I would like to be able to get a resampled image slice as a numpy array by supplying a slice center (in RAS coord), slice dimensions and resolution (e.g. 50x50 pixels which are 1 mm x 1 mm), a slice normal vector, and a slice view-up vector. From looking at the Curved Planar Reformat module code, I was able to put together a function which will produce a reformatted volume where the slices of the straightened volume are almost what I want, except that it requires a curve as input (rather than just a point and vectors), does not allow control of the viewUp vector (I assume because it is calculated automatically from the curve?), and outputs a volume rather than a single image array.
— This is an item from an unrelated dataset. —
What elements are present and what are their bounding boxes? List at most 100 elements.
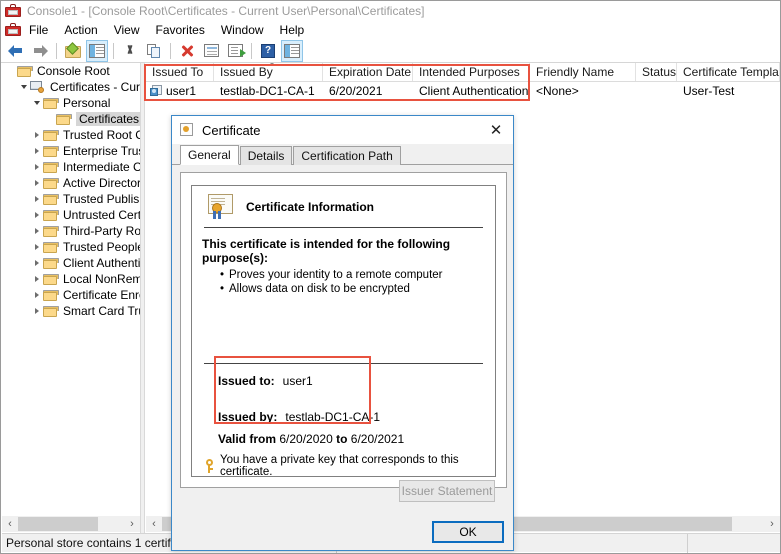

What I want to be able to do is obviously exactly what is happening in slice viewers when in reformat mode, but I have not been able to find the code which actually does the resampling work based on the inputs, probably because I have trouble following C++ code around in the Slicer GitHub repository. I see things like vtkSlicerReformatLogic::SetSliceNormal() which seems related, but it’s more modifying the state of a continuously existing object (a slice node I think) than linking a specific set of inputs to a specific resampled image output slice, which is what I am trying to do.
Both of these examples (the Reformat and CurvedPlanarReformat modules) make it seem like what I want is probably already doable within Slicer without me trying to write code from scratch to do the resampling I want, but I could use some help figuring out how to use or modify the existing tools. Thanks for any help you can provide!